How long would a full restore take from scratch? This is called your RTO, recovery time objective. If the answer is three days and your business cannot operate without its data, you have a problem even if the backup works perfectly.
When did someone last do a test restore? Not a restore from a recent backup to check a file, a full test where you simulate a disaster, restore to a separate environment, and confirm that systems come back up correctly. This should happen at least once a year. Quarterly is better.
Who gets notified when the backup fails? Someone needs to own that alert. If it goes to a shared inbox nobody checks, it is not owned.

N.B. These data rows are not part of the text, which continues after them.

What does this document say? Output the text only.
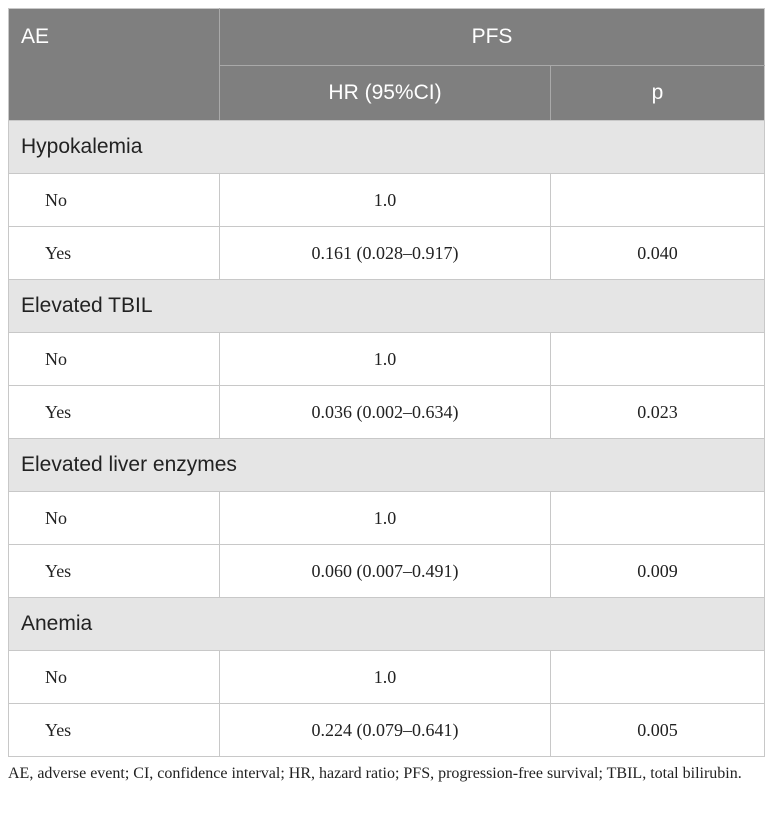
AE	PFS	
	HR (95%CI)	p
Hypokalemia		
No	1.0	
Yes	0.161 (0.028–0.917)	0.040
Elevated TBIL		
No	1.0	
Yes	0.036 (0.002–0.634)	0.023
Elevated liver enzymes		
No	1.0	
Yes	0.060 (0.007–0.491)	0.009
Anemia		
No	1.0	
Yes	0.224 (0.079–0.641)	0.005
AE, adverse event; CI, confidence interval; HR, hazard ratio; PFS, progression-free survival; TBIL, total bilirubin.
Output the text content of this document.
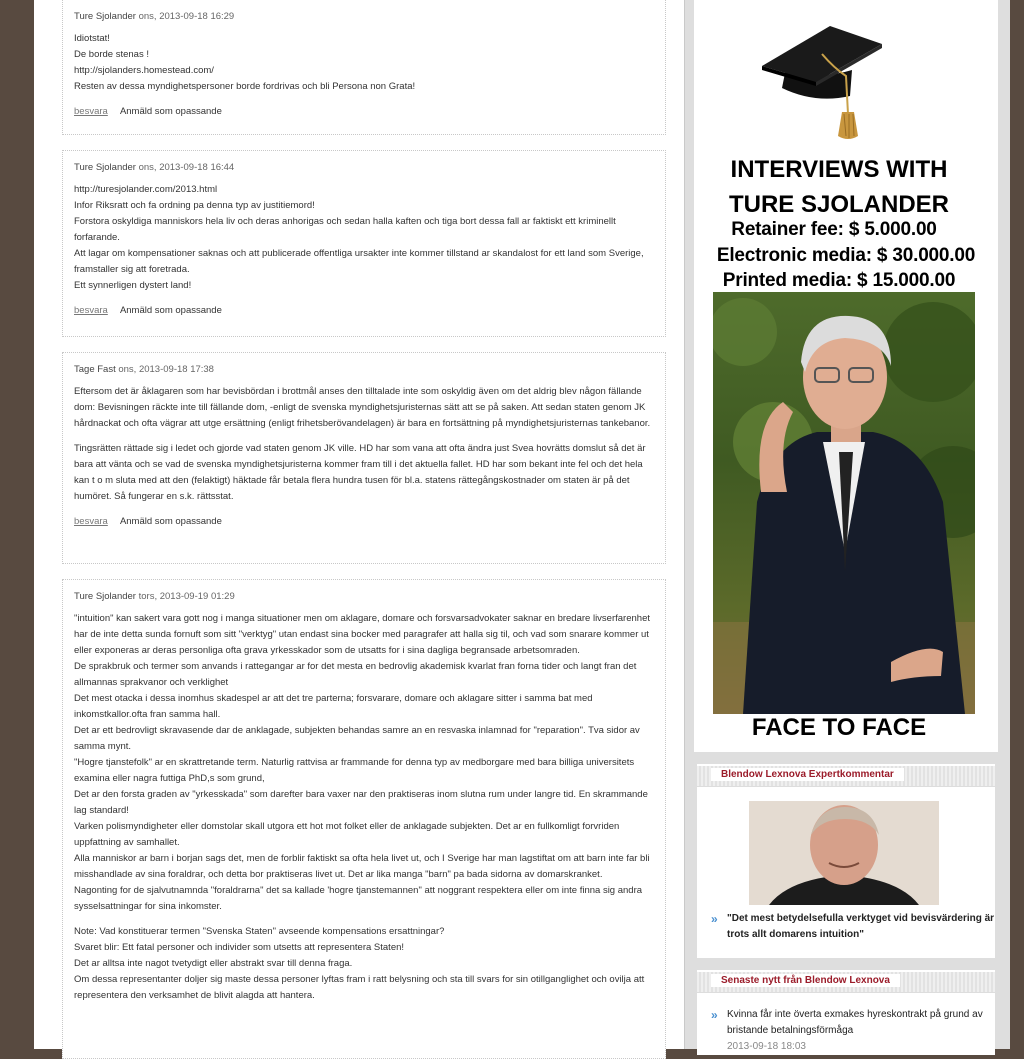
Ture Sjolander ons, 2013-09-18 16:29

Idiotstat!
De borde stenas !
http://sjolanders.homestead.com/
Resten av dessa myndighetspersoner borde fordrivas och bli Persona non Grata!

besvara Anmäld som opassande
Ture Sjolander ons, 2013-09-18 16:44

http://turesjolander.com/2013.html
Infor Riksratt och fa ordning pa denna typ av justitiemord!
Forstora oskyldiga manniskors hela liv och deras anhorigas och sedan halla kaften och tiga bort dessa fall ar faktiskt ett kriminellt forfarande.
Att lagar om kompensationer saknas och att publicerade offentliga ursakter inte kommer tillstand ar skandalost for ett land som Sverige, framstaller sig att foretrada.
Ett synnerligen dystert land!

besvara Anmäld som opassande
Tage Fast ons, 2013-09-18 17:38

Eftersom det är åklagaren som har bevisbördan i brottmål anses den tilltalade inte som oskyldig även om det aldrig blev någon fällande dom: Bevisningen räckte inte till fällande dom, -enligt de svenska myndighetsjuristernas sätt att se på saken. Att sedan staten genom JK hårdnackat och ofta vägrar att utge ersättning (enligt frihetsberövandelagen) är bara en fortsättning på myndighetsjuristernas tankebanor.

Tingsrätten rättade sig i ledet och gjorde vad staten genom JK ville. HD har som vana att ofta ändra just Svea hovrätts domslut så det är bara att vänta och se vad de svenska myndighetsjuristerna kommer fram till i det aktuella fallet. HD har som bekant inte fel och det hela kan t o m sluta med att den (felaktigt) häktade får betala flera hundra tusen för bl.a. statens rättegångskostnader om staten är på det humöret. Så fungerar en s.k. rättsstat.

besvara Anmäld som opassande
Ture Sjolander tors, 2013-09-19 01:29

"intuition" kan sakert vara gott nog i manga situationer men om aklagare, domare och forsvarsadvokater saknar en bredare livserfarenhet har de inte detta sunda fornuft som sitt "verktyg" utan endast sina bocker med paragrafer att halla sig til, och vad som snarare kommer ut eller exponeras ar deras personliga ofta grava yrkesskador som de utsatts for i sina dagliga begransade arbetsomraden.
De sprakbruk och termer som anvands i rattegangar ar for det mesta en bedrovlig akademisk kvarlat fran forna tider och langt fran det allmannas sprakvanor och verklighet
Det mest otacka i dessa inomhus skadespel ar att det tre parterna; forsvarare, domare och aklagare sitter i samma bat med inkomstkallor.ofta fran samma hall.
Det ar ett bedrovligt skravasende dar de anklagade, subjekten behandas samre an en resvaska inlamnad for "reparation". Tva sidor av samma mynt.
"Hogre tjanstefolk" ar en skrattretande term. Naturlig rattvisa ar frammande for denna typ av medborgare med bara billiga universitets examina eller nagra futtiga PhD,s som grund,
Det ar den forsta graden av "yrkesskada" som darefter bara vaxer nar den praktiseras inom slutna rum under langre tid. En skrammande lag standard!
Varken polismyndigheter eller domstolar skall utgora ett hot mot folket eller de anklagade subjekten. Det ar en fullkomligt forvriden uppfattning av samhallet.
Alla manniskor ar barn i borjan sags det, men de forblir faktiskt sa ofta hela livet ut, och I Sverige har man lagstiftat om att barn inte far bli misshandlade av sina foraldrar, och detta bor praktiseras livet ut. Det ar lika manga "barn" pa bada sidorna av domarskranket.
Nagonting for de sjalvutnamnda "foraldrarna" det sa kallade 'hogre tjanstemannen" att noggrant respektera eller om inte finna sig andra sysselsattningar for sina inkomster.

Note: Vad konstituerar termen "Svenska Staten" avseende kompensations ersattningar?
Svaret blir: Ett fatal personer och individer som utsetts att representera Staten!
Det ar alltsa inte nagot tvetydigt eller abstrakt svar till denna fraga.
Om dessa representanter doljer sig maste dessa personer lyftas fram i ratt belysning och sta till svars for sin otillganglighet och ovilja att representera den verksamhet de blivit alagda att hantera.

INTERVIEWS WITH
TURE SJOLANDER
Retainer fee: $ 5.000.00
Electronic media: $ 30.000.00
Printed media: $ 15.000.00
FACE TO FACE
Blendow Lexnova Expertkommentar
» "Det mest betydelsefulla verktyget vid bevisvärdering är trots allt domarens intuition"
Senaste nytt från Blendow Lexnova
» Kvinna får inte överta exmakes hyreskontrakt på grund av bristande betalningsförmåga
2013-09-18 18:03
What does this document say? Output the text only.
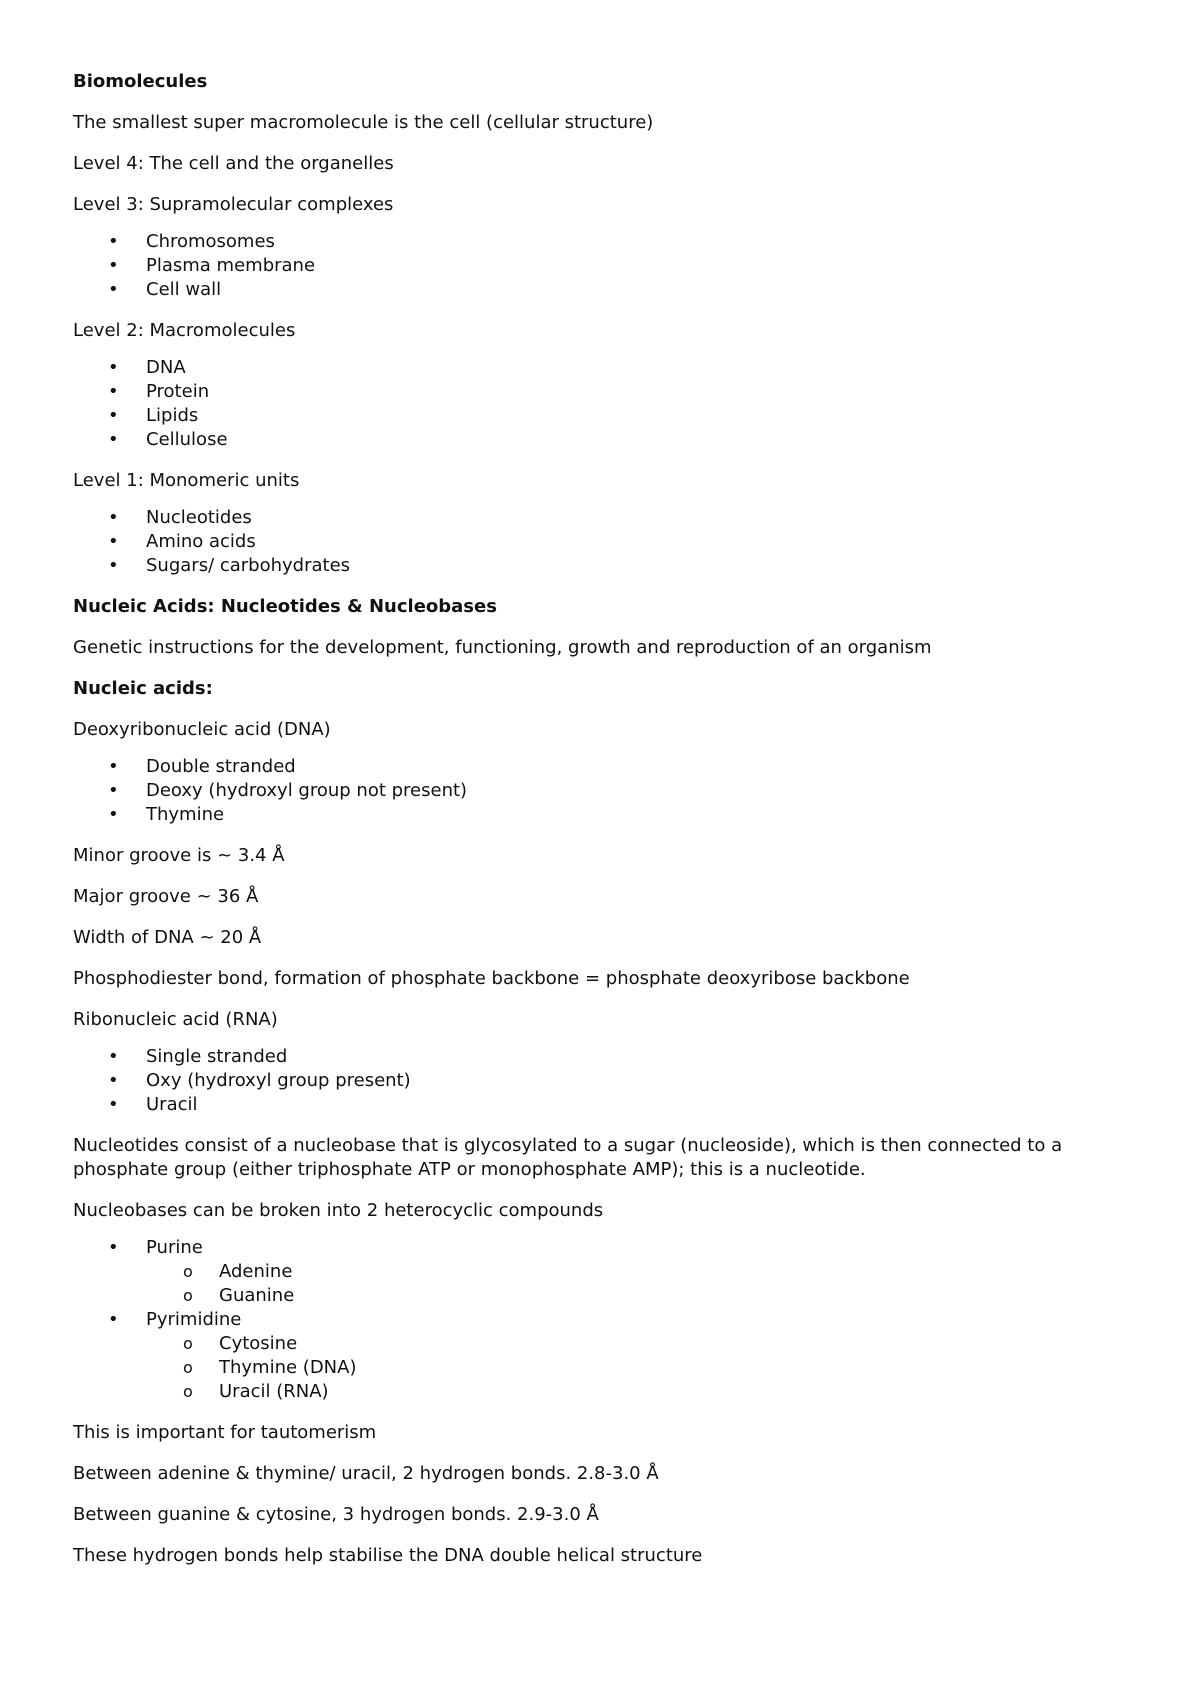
Biomolecules

The smallest super macromolecule is the cell (cellular structure)

Level 4: The cell and the organelles

Level 3: Supramolecular complexes

• Chromosomes
• Plasma membrane
• Cell wall

Level 2: Macromolecules

• DNA
• Protein
• Lipids
• Cellulose

Level 1: Monomeric units

• Nucleotides
• Amino acids
• Sugars/ carbohydrates
Nucleic Acids: Nucleotides & Nucleobases

Genetic instructions for the development, functioning, growth and reproduction of an organism

Nucleic acids:

Deoxyribonucleic acid (DNA)

• Double stranded
• Deoxy (hydroxyl group not present)
• Thymine

Minor groove is ~ 3.4 Å

Major groove ~ 36 Å

Width of DNA ~ 20 Å

Phosphodiester bond, formation of phosphate backbone = phosphate deoxyribose backbone

Ribonucleic acid (RNA)

• Single stranded
• Oxy (hydroxyl group present)
• Uracil

Nucleotides consist of a nucleobase that is glycosylated to a sugar (nucleoside), which is then connected to a phosphate group (either triphosphate ATP or monophosphate AMP); this is a nucleotide.

Nucleobases can be broken into 2 heterocyclic compounds

• Purine
o Adenine
o Guanine
• Pyrimidine
o Cytosine
o Thymine (DNA)
o Uracil (RNA)

This is important for tautomerism

Between adenine & thymine/ uracil, 2 hydrogen bonds. 2.8-3.0 Å

Between guanine & cytosine, 3 hydrogen bonds. 2.9-3.0 Å

These hydrogen bonds help stabilise the DNA double helical structure
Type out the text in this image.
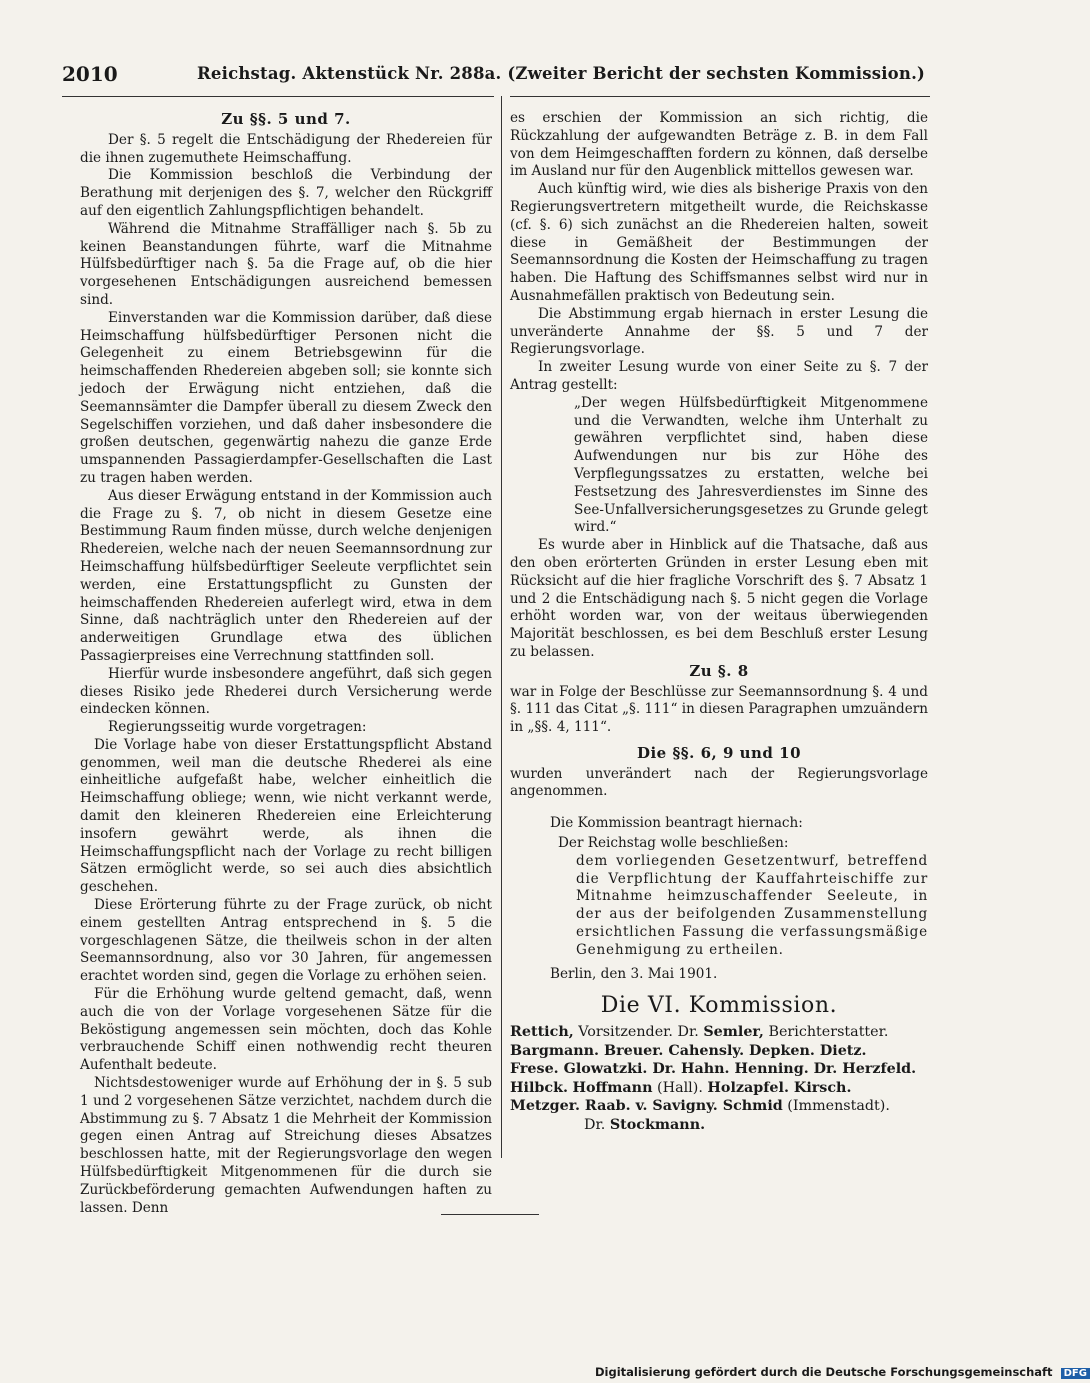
2010	Reichstag. Aktenstück Nr. 288a. (Zweiter Bericht der sechsten Kommission.)
Zu §§. 5 und 7.

Der §. 5 regelt die Entschädigung der Rhedereien für die ihnen zugemuthete Heimschaffung.

Die Kommission beschloß die Verbindung der Berathung mit derjenigen des §. 7, welcher den Rückgriff auf den eigentlich Zahlungspflichtigen behandelt.

Während die Mitnahme Straffälliger nach §. 5b zu keinen Beanstandungen führte, warf die Mitnahme Hülfsbedürftiger nach §. 5a die Frage auf, ob die hier vorgesehenen Entschädigungen ausreichend bemessen sind.

Einverstanden war die Kommission darüber, daß diese Heimschaffung hülfsbedürftiger Personen nicht die Gelegenheit zu einem Betriebsgewinn für die heimschaffenden Rhedereien abgeben soll; sie konnte sich jedoch der Erwägung nicht entziehen, daß die Seemannsämter die Dampfer überall zu diesem Zweck den Segelschiffen vorziehen, und daß daher insbesondere die großen deutschen, gegenwärtig nahezu die ganze Erde umspannenden Passagierdampfer-Gesellschaften die Last zu tragen haben werden.

Aus dieser Erwägung entstand in der Kommission auch die Frage zu §. 7, ob nicht in diesem Gesetze eine Bestimmung Raum finden müsse, durch welche denjenigen Rhedereien, welche nach der neuen Seemannsordnung zur Heimschaffung hülfsbedürftiger Seeleute verpflichtet sein werden, eine Erstattungspflicht zu Gunsten der heimschaffenden Rhedereien auferlegt wird, etwa in dem Sinne, daß nachträglich unter den Rhedereien auf der anderweitigen Grundlage etwa des üblichen Passagierpreises eine Verrechnung stattfinden soll.

Hierfür wurde insbesondere angeführt, daß sich gegen dieses Risiko jede Rhederei durch Versicherung werde eindecken können.

Regierungsseitig wurde vorgetragen:

Die Vorlage habe von dieser Erstattungspflicht Abstand genommen, weil man die deutsche Rhederei als eine einheitliche aufgefaßt habe, welcher einheitlich die Heimschaffung obliege; wenn, wie nicht verkannt werde, damit den kleineren Rhedereien eine Erleichterung insofern gewährt werde, als ihnen die Heimschaffungspflicht nach der Vorlage zu recht billigen Sätzen ermöglicht werde, so sei auch dies absichtlich geschehen.

Diese Erörterung führte zu der Frage zurück, ob nicht einem gestellten Antrag entsprechend in §. 5 die vorgeschlagenen Sätze, die theilweis schon in der alten Seemannsordnung, also vor 30 Jahren, für angemessen erachtet worden sind, gegen die Vorlage zu erhöhen seien.

Für die Erhöhung wurde geltend gemacht, daß, wenn auch die von der Vorlage vorgesehenen Sätze für die Beköstigung angemessen sein möchten, doch das Kohle verbrauchende Schiff einen nothwendig recht theuren Aufenthalt bedeute.

Nichtsdestoweniger wurde auf Erhöhung der in §. 5 sub 1 und 2 vorgesehenen Sätze verzichtet, nachdem durch die Abstimmung zu §. 7 Absatz 1 die Mehrheit der Kommission gegen einen Antrag auf Streichung dieses Absatzes beschlossen hatte, mit der Regierungsvorlage den wegen Hülfsbedürftigkeit Mitgenommenen für die durch sie Zurückbeförderung gemachten Aufwendungen haften zu lassen. Denn

es erschien der Kommission an sich richtig, die Rückzahlung der aufgewandten Beträge z. B. in dem Fall von dem Heimgeschafften fordern zu können, daß derselbe im Ausland nur für den Augenblick mittellos gewesen war.

Auch künftig wird, wie dies als bisherige Praxis von den Regierungsvertretern mitgetheilt wurde, die Reichskasse (cf. §. 6) sich zunächst an die Rhedereien halten, soweit diese in Gemäßheit der Bestimmungen der Seemannsordnung die Kosten der Heimschaffung zu tragen haben. Die Haftung des Schiffsmannes selbst wird nur in Ausnahmefällen praktisch von Bedeutung sein.

Die Abstimmung ergab hiernach in erster Lesung die unveränderte Annahme der §§. 5 und 7 der Regierungsvorlage.

In zweiter Lesung wurde von einer Seite zu §. 7 der Antrag gestellt:

„Der wegen Hülfsbedürftigkeit Mitgenommene und die Verwandten, welche ihm Unterhalt zu gewähren verpflichtet sind, haben diese Aufwendungen nur bis zur Höhe des Verpflegungssatzes zu erstatten, welche bei Festsetzung des Jahresverdienstes im Sinne des See-Unfallversicherungsgesetzes zu Grunde gelegt wird.“

Es wurde aber in Hinblick auf die Thatsache, daß aus den oben erörterten Gründen in erster Lesung eben mit Rücksicht auf die hier fragliche Vorschrift des §. 7 Absatz 1 und 2 die Entschädigung nach §. 5 nicht gegen die Vorlage erhöht worden war, von der weitaus überwiegenden Majorität beschlossen, es bei dem Beschluß erster Lesung zu belassen.

Zu §. 8

war in Folge der Beschlüsse zur Seemannsordnung §. 4 und §. 111 das Citat „§. 111“ in diesen Paragraphen umzuändern in „§§. 4, 111“.

Die §§. 6, 9 und 10

wurden unverändert nach der Regierungsvorlage angenommen.

Die Kommission beantragt hiernach:

Der Reichstag wolle beschließen:

dem vorliegenden Gesetzentwurf, betreffend die Verpflichtung der Kauffahrteischiffe zur Mitnahme heimzuschaffender Seeleute, in der aus der beifolgenden Zusammenstellung ersichtlichen Fassung die verfassungsmäßige Genehmigung zu ertheilen.

Berlin, den 3. Mai 1901.

Die VI. Kommission.
Rettich, Vorsitzender. Dr. Semler, Berichterstatter.
Bargmann. Breuer. Cahensly. Depken. Dietz.
Frese. Glowatzki. Dr. Hahn. Henning. Dr. Herzfeld.
Hilbck. Hoffmann (Hall). Holzapfel. Kirsch.
Metzger. Raab. v. Savigny. Schmid (Immenstadt).
Dr. Stockmann.
Digitalisierung gefördert durch die Deutsche Forschungsgemeinschaft DFG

Running through those questions with your I.T. team or MSP takes about 30 minutes. The answers will tell you quickly whether your backup is a real safety net or a documented belief that you are protected.
One thing to do today
Log into your backup software, pull the last 30 days of job logs, and look for any failed or incomplete jobs. If you do not know how to do that, ask your I.T. provider to pull it for you and explain what you are looking at. That review, done once, will tell you more about the actual state of your data protection than any marketing brochure for the backup product you are using.
The client who lost seven months of data recovered most of it eventually, through painstaking forensic work on the original failed drive. It took three weeks and cost more than two years of proper backup service would have. They now test their restore quarterly. They also know exactly which jobs are running, which alerts are active, and who gets notified when something fails.
That knowledge did not come free. You can get it cheaper.